Hierarchical nanostructure of WO3 nanorods on TiO2 nanofibers and the enhanced visible light photocatalytic activity for degradation of organic pollutants

Abstract

A hierarchically nanostructured TiO2/WO3 photocatalyst was synthesized via the subsequent hydrothermal treatment of electrospun TiO2 nanofibers in the presence of tungstic acid. With a uniform WO3 seed layer providing growth sites, the nucleation on the nanofibers was uniform, thus uniform WO3 nanorods could be grown. The samples were characterized by scanning electron microscopy (SEM), transmission electron microscopy (TEM), X-ray diffraction (XRD), X-ray photoelectron spectroscopy (XPS), UV-vis diffuse reflectance spectroscopy (DRS), photoluminescence spectra (PL), and Brunauer–Emmett–Teller (BET) method.
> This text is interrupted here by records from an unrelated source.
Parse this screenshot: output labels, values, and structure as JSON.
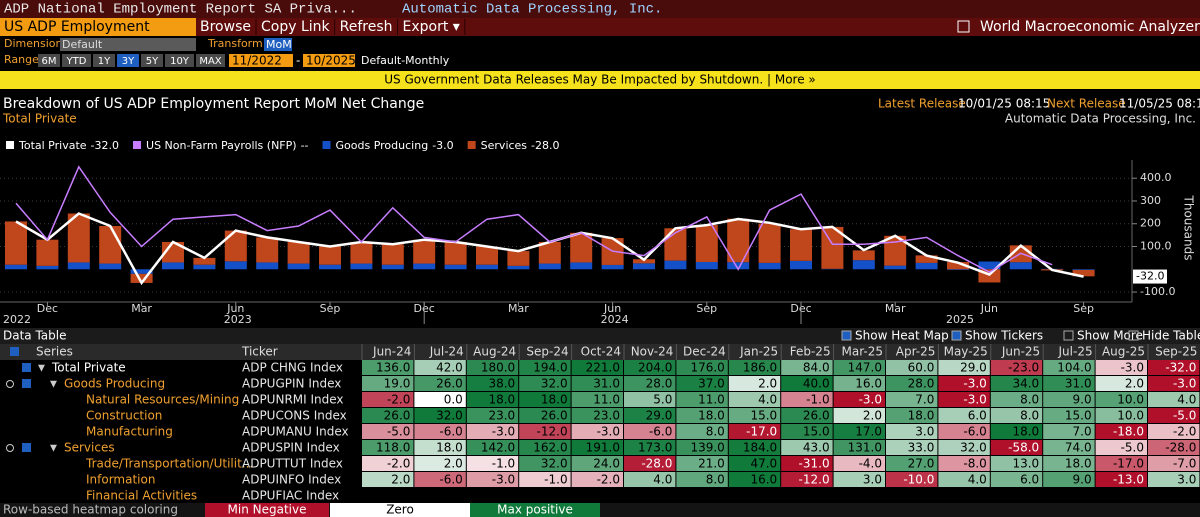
{
  "header": {
    "title": "ADP National Employment Report SA Priva...",
    "source": "Automatic Data Processing, Inc."
  },
  "toolbar": {
    "security": "US ADP Employment",
    "menu": [
      "Browse",
      "Copy Link",
      "Refresh",
      "Export ▾"
    ],
    "app": "World Macroeconomic Analyzer"
  },
  "controls": {
    "dimension_label": "Dimension",
    "dimension": "Default",
    "transform_label": "Transform",
    "transform": "MoM",
    "range_label": "Range",
    "ranges": [
      "6M",
      "YTD",
      "1Y",
      "3Y",
      "5Y",
      "10Y",
      "MAX"
    ],
    "selected_range": "3Y",
    "start": "11/2022",
    "dash": "-",
    "end": "10/2025",
    "frequency": "Default-Monthly"
  },
  "banner": "US Government Data Releases May Be Impacted by Shutdown. | More »",
  "chart": {
    "type": "bar",
    "title": "Breakdown of US ADP Employment Report MoM Net Change",
    "subtitle": "Total Private",
    "latest_label": "Latest Release",
    "latest": "10/01/25 08:15",
    "next_label": "Next Release",
    "next": "11/05/25 08:15",
    "source": "Automatic Data Processing, Inc.",
    "y_label": "Thousands",
    "categories": [
      null,
      "Dec",
      null,
      null,
      "Mar",
      null,
      null,
      "Jun",
      null,
      null,
      "Sep",
      null,
      null,
      "Dec",
      null,
      null,
      "Mar",
      null,
      null,
      "Jun",
      null,
      null,
      "Sep",
      null,
      null,
      "Dec",
      null,
      null,
      "Mar",
      null,
      null,
      "Jun",
      null,
      null,
      "Sep"
    ],
    "years": [
      "2022",
      "2023",
      "2024",
      "2025"
    ],
    "ylim": [
      -135,
      480
    ],
    "yticks": [
      {
        "value": 400,
        "label": "400.0"
      },
      300,
      200,
      {
        "value": 100,
        "label": "100.0"
      },
      {
        "value": -100,
        "label": "-100.0"
      }
    ],
    "grid": true,
    "current_value_label": "-32.0",
    "series": [
      {
        "name": "Total Private",
        "legend_value": "-32.0",
        "type": "line",
        "color": "#ffffff",
        "values": [
          210,
          130,
          245,
          190,
          -60,
          120,
          50,
          170,
          140,
          120,
          100,
          120,
          110,
          130,
          120,
          100,
          80,
          120,
          160,
          136,
          42,
          180,
          194,
          221,
          204,
          176,
          186,
          84,
          147,
          60,
          29,
          -23,
          104,
          -3,
          -32
        ]
      },
      {
        "name": "US Non-Farm Payrolls (NFP)",
        "legend_value": "--",
        "type": "line",
        "color": "#c77dff",
        "values": [
          290,
          130,
          450,
          250,
          100,
          220,
          230,
          240,
          170,
          190,
          260,
          120,
          270,
          140,
          120,
          220,
          240,
          120,
          160,
          80,
          60,
          160,
          230,
          0,
          260,
          330,
          110,
          110,
          120,
          140,
          60,
          -13,
          70,
          20,
          null
        ]
      },
      {
        "name": "Goods Producing",
        "legend_value": "-3.0",
        "type": "bar",
        "color": "#1450c8",
        "values": [
          20,
          15,
          30,
          25,
          -20,
          30,
          20,
          35,
          30,
          25,
          20,
          25,
          20,
          25,
          20,
          20,
          15,
          25,
          30,
          19,
          26,
          38,
          32,
          31,
          28,
          37,
          2,
          40,
          16,
          28,
          -3,
          34,
          31,
          2,
          -3
        ]
      },
      {
        "name": "Services",
        "legend_value": "-28.0",
        "type": "bar",
        "color": "#c0461c",
        "values": [
          190,
          115,
          215,
          165,
          -40,
          90,
          30,
          135,
          110,
          95,
          80,
          95,
          90,
          105,
          100,
          80,
          65,
          95,
          130,
          118,
          18,
          142,
          162,
          191,
          173,
          139,
          184,
          43,
          131,
          33,
          32,
          -58,
          74,
          -5,
          -28
        ]
      }
    ]
  },
  "table": {
    "title": "Data Table",
    "buttons": [
      "Show Heat Map",
      "Show Tickers",
      "Show More",
      "Hide Table"
    ],
    "columns": [
      "Series",
      "Ticker",
      "Jun-24",
      "Jul-24",
      "Aug-24",
      "Sep-24",
      "Oct-24",
      "Nov-24",
      "Dec-24",
      "Jan-25",
      "Feb-25",
      "Mar-25",
      "Apr-25",
      "May-25",
      "Jun-25",
      "Jul-25",
      "Aug-25",
      "Sep-25"
    ],
    "rows": [
      {
        "series": "Total Private",
        "ticker": "ADP CHNG Index",
        "values": [
          "136.0",
          "42.0",
          "180.0",
          "194.0",
          "221.0",
          "204.0",
          "176.0",
          "186.0",
          "84.0",
          "147.0",
          "60.0",
          "29.0",
          "-23.0",
          "104.0",
          "-3.0",
          "-32.0"
        ]
      },
      {
        "series": "Goods Producing",
        "ticker": "ADPUGPIN Index",
        "values": [
          "19.0",
          "26.0",
          "38.0",
          "32.0",
          "31.0",
          "28.0",
          "37.0",
          "2.0",
          "40.0",
          "16.0",
          "28.0",
          "-3.0",
          "34.0",
          "31.0",
          "2.0",
          "-3.0"
        ]
      },
      {
        "series": "Natural Resources/Mining",
        "ticker": "ADPUNRMI Index",
        "values": [
          "-2.0",
          "0.0",
          "18.0",
          "18.0",
          "11.0",
          "5.0",
          "11.0",
          "4.0",
          "-1.0",
          "-3.0",
          "7.0",
          "-3.0",
          "8.0",
          "9.0",
          "10.0",
          "4.0"
        ]
      },
      {
        "series": "Construction",
        "ticker": "ADPUCONS Index",
        "values": [
          "26.0",
          "32.0",
          "23.0",
          "26.0",
          "23.0",
          "29.0",
          "18.0",
          "15.0",
          "26.0",
          "2.0",
          "18.0",
          "6.0",
          "8.0",
          "15.0",
          "10.0",
          "-5.0"
        ]
      },
      {
        "series": "Manufacturing",
        "ticker": "ADPUMANU Index",
        "values": [
          "-5.0",
          "-6.0",
          "-3.0",
          "-12.0",
          "-3.0",
          "-6.0",
          "8.0",
          "-17.0",
          "15.0",
          "17.0",
          "3.0",
          "-6.0",
          "18.0",
          "7.0",
          "-18.0",
          "-2.0"
        ]
      },
      {
        "series": "Services",
        "ticker": "ADPUSPIN Index",
        "values": [
          "118.0",
          "18.0",
          "142.0",
          "162.0",
          "191.0",
          "173.0",
          "139.0",
          "184.0",
          "43.0",
          "131.0",
          "33.0",
          "32.0",
          "-58.0",
          "74.0",
          "-5.0",
          "-28.0"
        ]
      },
      {
        "series": "Trade/Transportation/Utilit...",
        "ticker": "ADPUTTUT Index",
        "values": [
          "-2.0",
          "2.0",
          "-1.0",
          "32.0",
          "24.0",
          "-28.0",
          "21.0",
          "47.0",
          "-31.0",
          "-4.0",
          "27.0",
          "-8.0",
          "13.0",
          "18.0",
          "-17.0",
          "-7.0"
        ]
      },
      {
        "series": "Information",
        "ticker": "ADPUINFO Index",
        "values": [
          "2.0",
          "-6.0",
          "-3.0",
          "-1.0",
          "-2.0",
          "4.0",
          "8.0",
          "16.0",
          "-12.0",
          "3.0",
          "-10.0",
          "4.0",
          "6.0",
          "9.0",
          "-13.0",
          "3.0"
        ]
      },
      {
        "series": "Financial Activities",
        "ticker": "ADPUFIAC Index",
        "values": []
      }
    ]
  },
  "footer": {
    "note": "Row-based heatmap coloring",
    "min": "Min Negative",
    "zero": "Zero",
    "max": "Max positive"
  }
}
The results indicated that the WO3 nanorods with a diameter of about 40 nm and an average length of about 150 nm grew perpendicularly on the TiO2 nanofibers. The crystallite size and specific surface area of the bare TiO2 nanofibers were about 30 nm and 46.5 m2 g−1. The bare nanofibers are anatase phase with the average diameter of about 350 nm. The TiO2/WO3 heterostructures provide more accessible sites for both catalysis and adsorption, and the WO3 nanorods possess a single crystal structure, which facilitates the migration of the photogenerated electrons. Photocatalytic tests show that the TiO2/WO3 heterostructures exhibit a remarkably higher degradation rate of organic pollutants than that of the bare TiO2 nanofibers under visible light irradiation. The enhanced photocatalytic activity is attributed to the extended absorption in the visible light region and the effective charge separation derived from the coupling effect of TiO2 and WO3 nanocomposites.